Monday, October 24, 2016

Dealing with loss- a 9 year old's perspective

JED lost their great granddad last week. The twins, in particular were close to him because they grew up living in the same house as he did. There's something to be said about living in a multi-generational house.

Anyway, he passed, at a ripe old age of 100. We knew it was soon because he wasn't doing so well and had done our best to prepare JED. Even then, when we found out that he had passed on, telling them was still going to be no easy feat. For good or for bad, Grandma broke the news to them before we managed to.

Jordan was inconsolable. Evan was very take charge. He took it upon himself to ring myself and Packrat to let us know. He also let us know that Jordan was distraught about it. Muffin was confused because he didn't have as many memories about Tai Gong as the twins did and he couldn't understand why he wasn't as upset as they were.

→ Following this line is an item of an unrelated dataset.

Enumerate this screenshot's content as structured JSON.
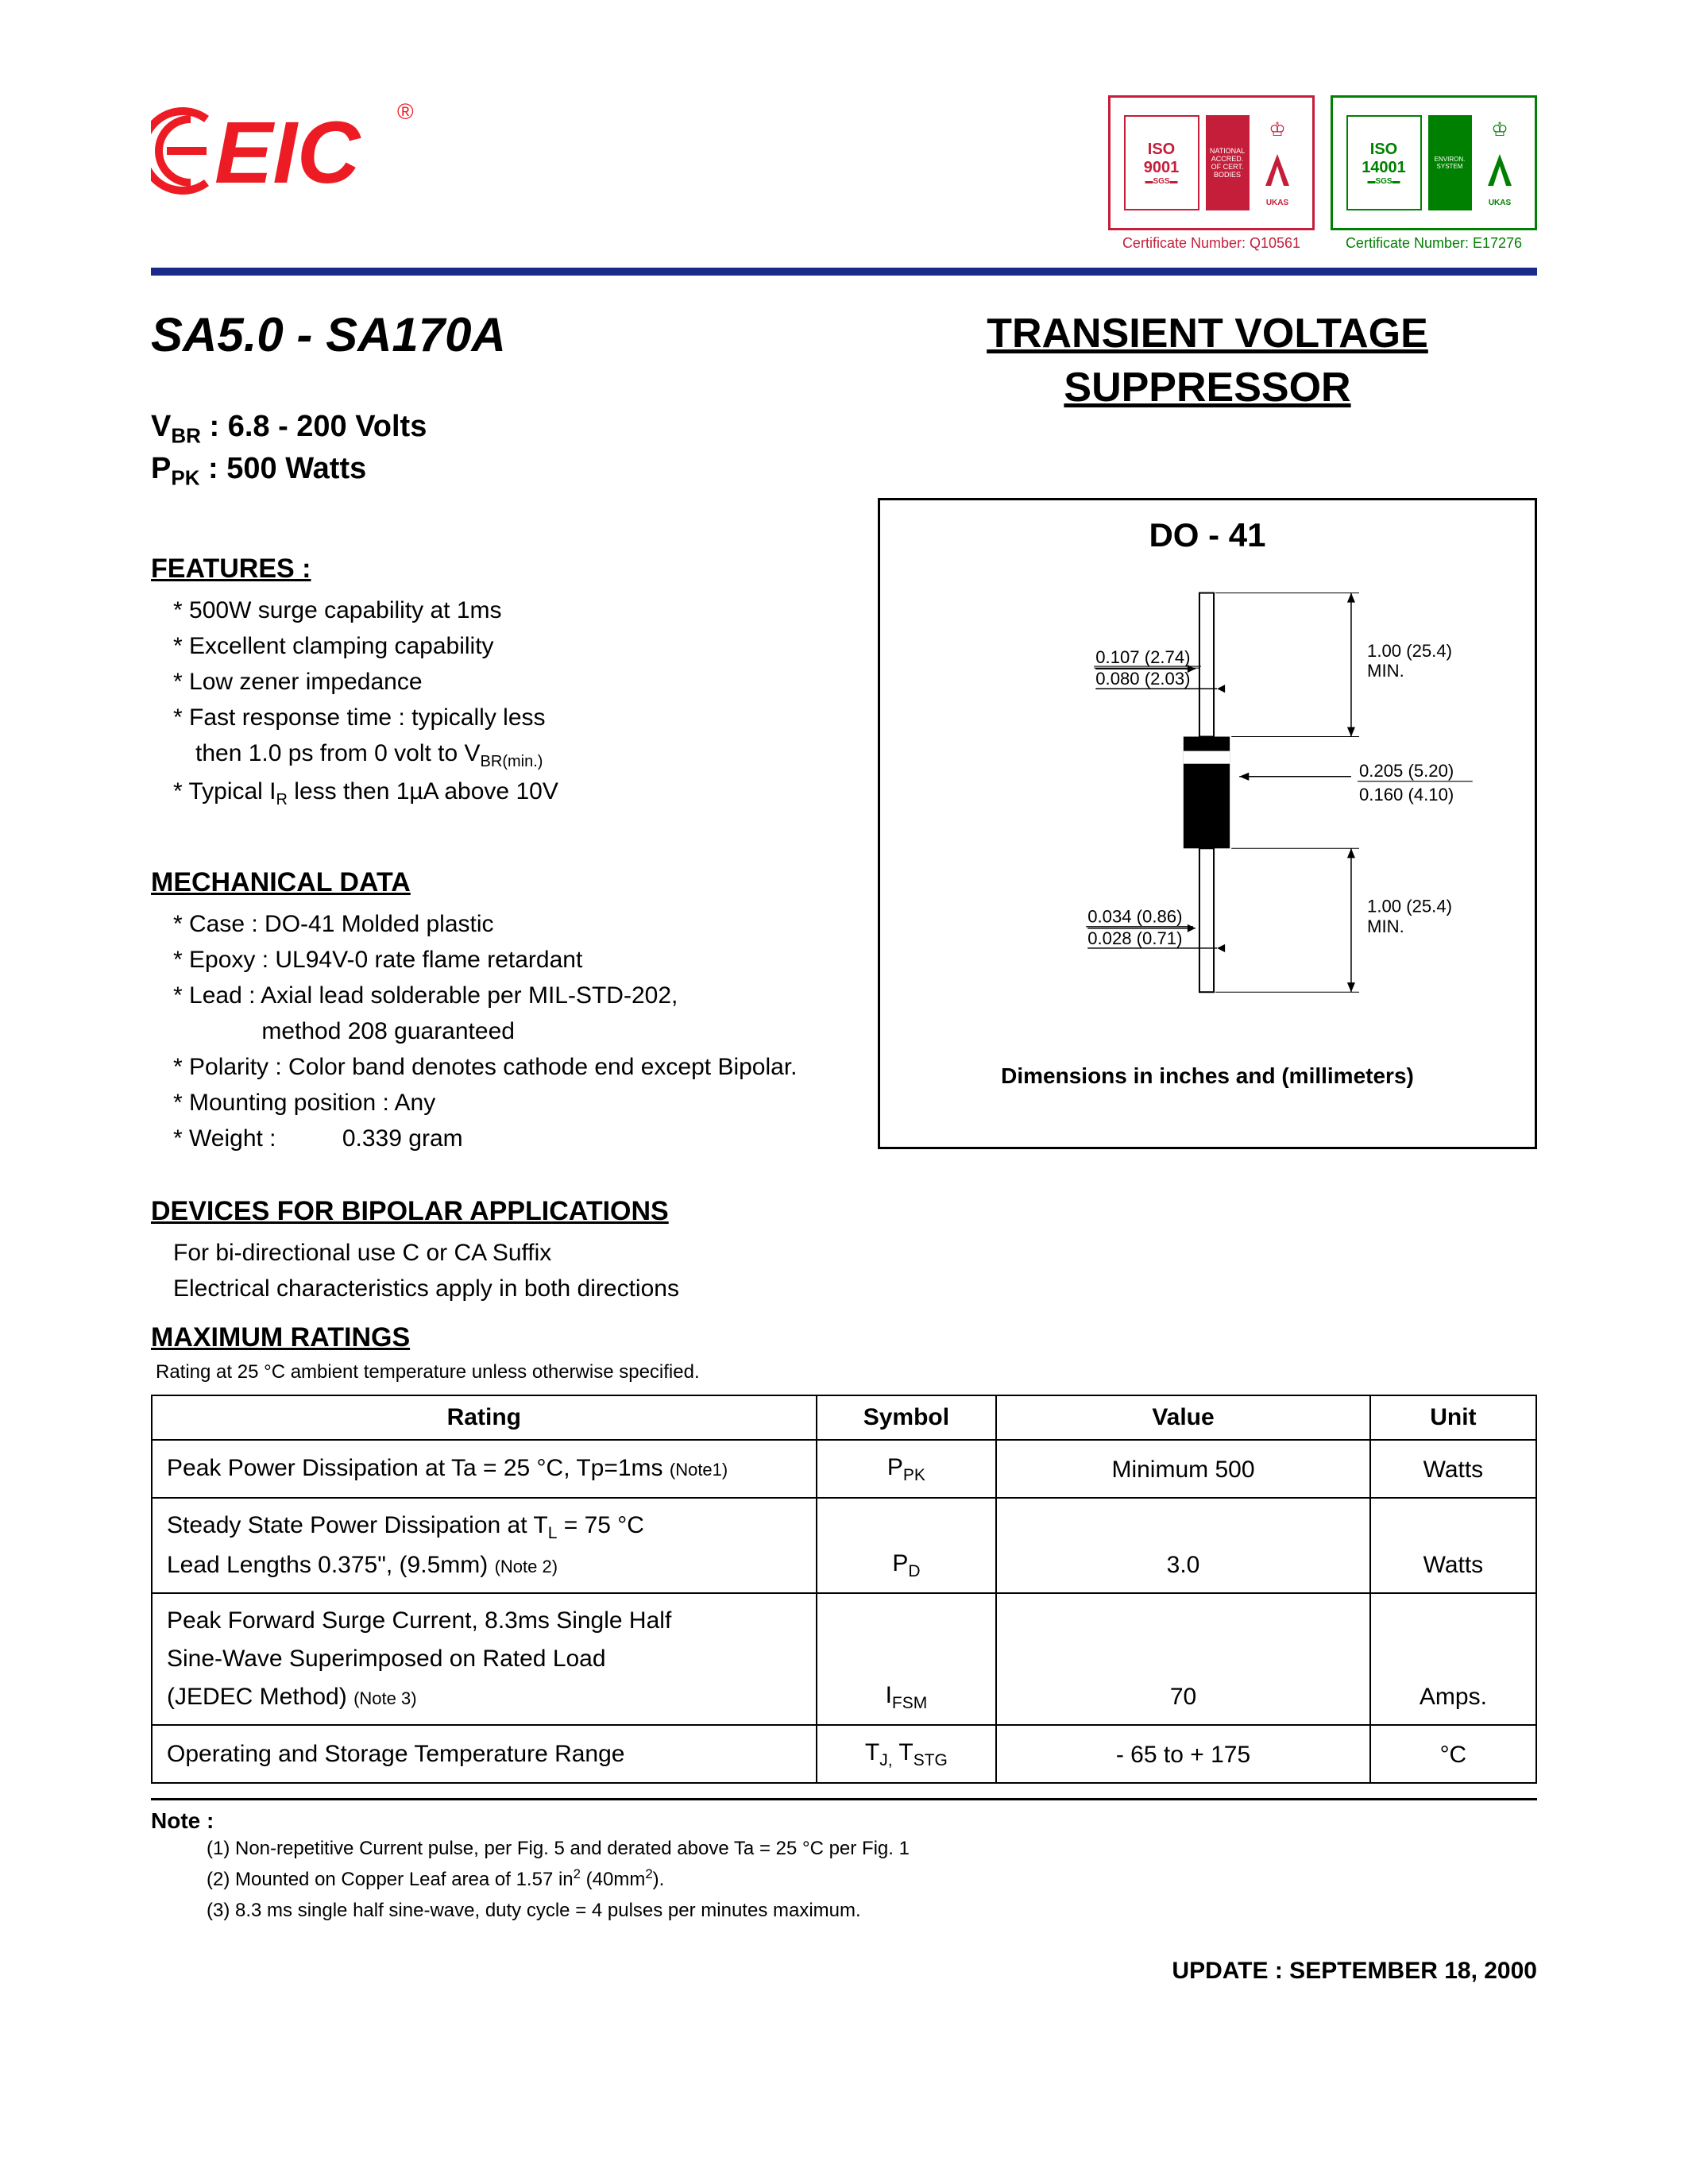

It took some time for us to talk Jordan through her despair. And what perhaps helped them all process it was for them to write cards to Tai Gong to place before the casket. We also got them to share their best memories of Tai Gong.

Jordan: Going into his room and taking his hymnal and singing with him.

Evan: Stealing butter cookies from his cookie tin (the traditional round tin of butter cookies)

Muffin: The stuffed tiger that taught him to roar loud.






Allowing them to talk about Tai Gong seemed to help. So did bringing them to the wake. When there weren't many people about in the afternoon, we brought them over and allowed them to say goodbye and place their flowers and cards.

We didn't stop them from crying. Some of the elders tried to console them by telling them not to cry since Tai Gong was in a better place and had gone to heaven but we told them they could cry and it was okay to be sad. Because we didn't hide how sad we were to have lost him, we told them they didn't have to either.

By the end of the funeral, everyone was emotionally spent but I think we were all calm and at peace with Tai Gong's passing. And while I thought we were done processing our grief, I found a letter Jordan had written to a friend, two days ago. The passing of a friend's cat had triggered reminders of all the deaths she's had to see through this year and that's when I realised that in their own little ways, they were still coming to terms with Tai Gong's passing.



He had no longer been part of our daily lives but I think he was always at the back our minds. And even though the twins had memories of him, it didn't seem enough to make up for the fact that he wasn't physically present anymore. So slowly, they have to work through it and as parents, we are just there to answer their many questions and hold them tight when it gets too much.

 But in the little things that they have said and done since Tai Gong's passing, they're also showing themselves to be little grown up beings in more ways than one. And I'm pretty sure, Tai Gong had a little bit to do with that too.